To save money, I now buy e15 topup cards from retailers in Germany, and then through Blau.de's Web site specify I also want data (e10 for 1GB for a month). Blau.de's Web site is, unfortunately, only in German and so can be difficult to navigate; Google Translate is helpful here. As a daughter lives in Germany now, I get her to buy me top-up cards before I leave home; she sends me a photo of the topup coupon (often spat out by the local drug store's cash register), and then I have cell service as I step off the airplane.
In both cases, the problem is that I am assigned American and German phone numbers, so now I have three mobile numbers to give people. The advantage is that the talk, text, and data terms are much more generous than what you get through a roaming plan from your local provider.
Roam with a Data SIM
Before I traveled to Japan, I looked at getting a SIM card with data before I left, but what I found would cost me around $100 for a week. Too much! I needn't have worried, as there was plenty of free WiFi where I was in Kyoto. In addition, Kensai airport bristles with booths offering WiFi tethering rentals.

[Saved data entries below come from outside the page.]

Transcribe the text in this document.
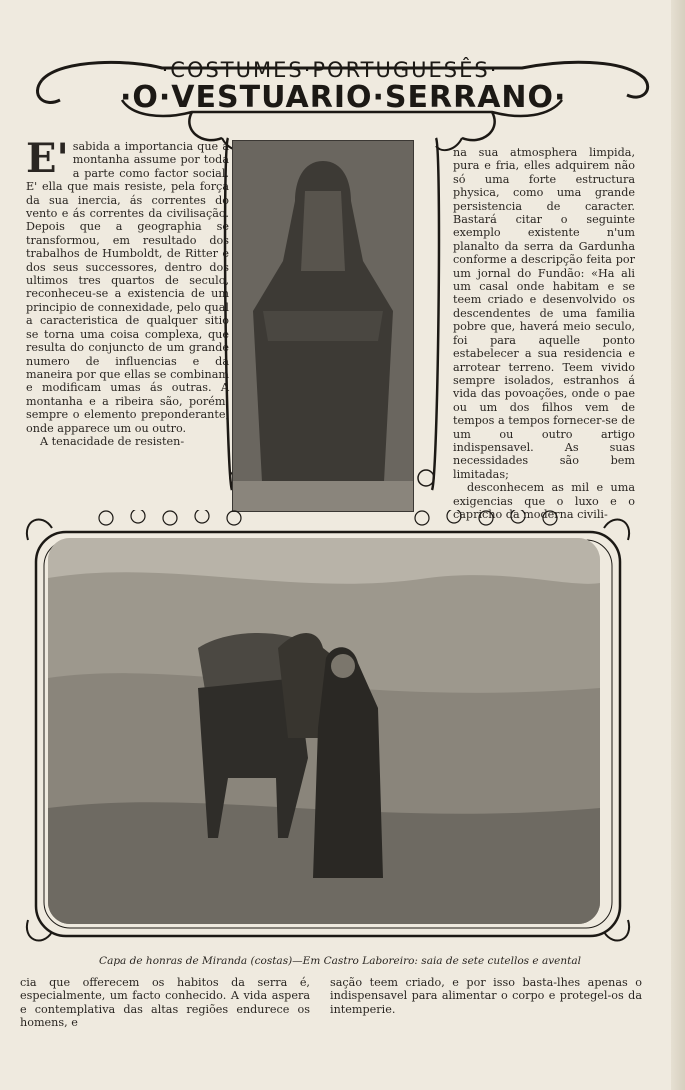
·COSTUMES·PORTUGUESÊS·
·O·VESTUARIO·SERRANO·

E' sabida a importancia que a montanha assume por toda a parte como factor social. E' ella que mais resiste, pela força da sua inercia, ás correntes do vento e ás correntes da civilisação. Depois que a geographia se transformou, em resultado dos trabalhos de Humboldt, de Ritter e dos seus successores, dentro dos ultimos tres quartos de seculo, reconheceu-se a existencia de um principio de connexidade, pelo qual a caracteristica de qualquer sitio se torna uma coisa complexa, que resulta do conjuncto de um grande numero de influencias e da maneira por que ellas se combinam e modificam umas ás outras. A montanha e a ribeira são, porém, sempre o elemento preponderante, onde apparece um ou outro.

A tenacidade de resisten-

na sua atmosphera limpida, pura e fria, elles adquirem não só uma forte estructura physica, como uma grande persistencia de caracter. Bastará citar o seguinte exemplo existente n'um planalto da serra da Gardunha conforme a descripção feita por um jornal do Fundão: «Ha ali um casal onde habitam e se teem criado e desenvolvido os descendentes de uma familia pobre que, haverá meio seculo, foi para aquelle ponto estabelecer a sua residencia e arrotear terreno. Teem vivido sempre isolados, estranhos á vida das povoações, onde o pae ou um dos filhos vem de tempos a tempos fornecer-se de um ou outro artigo indispensavel. As suas necessidades são bem limitadas;

desconhecem as mil e uma exigencias que o luxo e o capricho da moderna civili-

Capa de honras de Miranda (costas)—Em Castro Laboreiro: saia de sete cutellos e avental
cia que offerecem os habitos da serra é, especialmente, um facto conhecido. A vida aspera e contemplativa das altas regiões endurece os homens, e
sação teem criado, e por isso basta-lhes apenas o indispensavel para alimentar o corpo e protegel-os da intemperie.
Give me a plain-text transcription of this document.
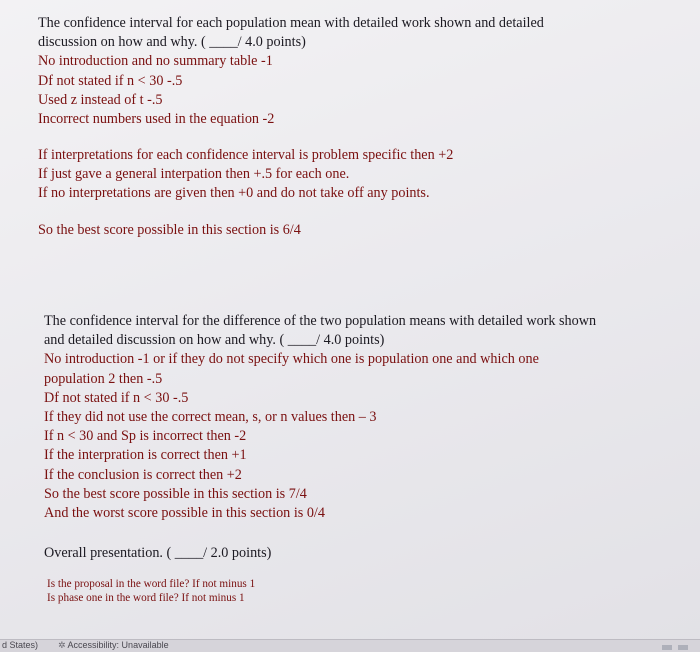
The confidence interval for each population mean with detailed work shown and detailed
discussion on how and why. ( ____/ 4.0 points)
No introduction and no summary table -1
Df not stated if n < 30 -.5
Used z instead of t -.5
Incorrect numbers used in the equation -2
If interpretations for each confidence interval is problem specific then +2
If just gave a general interpation then +.5 for each one.
If no interpretations are given then +0 and do not take off any points.
So the best score possible in this section is 6/4
The confidence interval for the difference of the two population means with detailed work shown
and detailed discussion on how and why. ( ____/ 4.0 points)
No introduction -1 or if they do not specify which one is population one and which one
population 2 then -.5
Df not stated if n < 30 -.5
If they did not use the correct mean, s, or n values then – 3
If n < 30 and Sp is incorrect then -2
If the interpration is correct then +1
If the conclusion is correct then +2
So the best score possible in this section is 7/4
And the worst score possible in this section is 0/4
Overall presentation. ( ____/ 2.0 points)
Is the proposal in the word file? If not minus 1
Is phase one in the word file? If not minus 1
d States) ✲ Accessibility: Unavailable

I no sooner arrived back home from that trip when I received an offer from Roam Mobility: their parent company was offering SIM cards for data-only plans in 90 countries (including Japan, ironically) for 75% off, so I ordered two. AlwaysOnline Wireless offers data by the hour (useful for airport layovers), the day, or by the week. Prices vary, depending on the country. For the USA, prices are as follows:
- $1/hour for 100MB
- $3/day for 500MB
- $8 for 15 days for 1GB (plus other plans are available)
For me, these amounts are generous, as I find I go through 100MB-200MB a week when traveling, primarily checking email, using Google Maps, and sometimes visiting Web sites. No Netflix movie watching!
I have a dual-SIM cell phone, so I can put in, say, the Blue.de card for talk and text in Germany, and then use the global roaming card for data. The phone lets me specify which SIM card to use with which service. The data plan can also be used with programs like Skype and WhatsApp to make phone calls and send texts. When I put $5 on my Skype account, I can call regular phone numbers. (Some service providers block use of "free" services like Skype, but AOW does not.)
For my upcoming trip to Prague, I have set up a five-location plan with AOW:
- One day of data for when I switch planes in San Francisco. (For the USA, a day is as cheap as 3 hours; I picked a full-day's coverage, so if there are flight delays, I am covered).
- Two hours data for when I change planes in Frankfurt.
- One week of data in Prague.
- Two hours of data again in Frankfurt.
- On day of data for changing planes in Chicago. (ORD has free WiFi, finally, but it is impossible to stay connected to it.)
The total came to US31, which I consider cheap for peace-of-mind. For each location, I set the date and time when I want the service to begin. I can top up, when when the plan is empty, using the SIM card to access AlwaysOnline's Web site.
It will be interesting to see if it works out.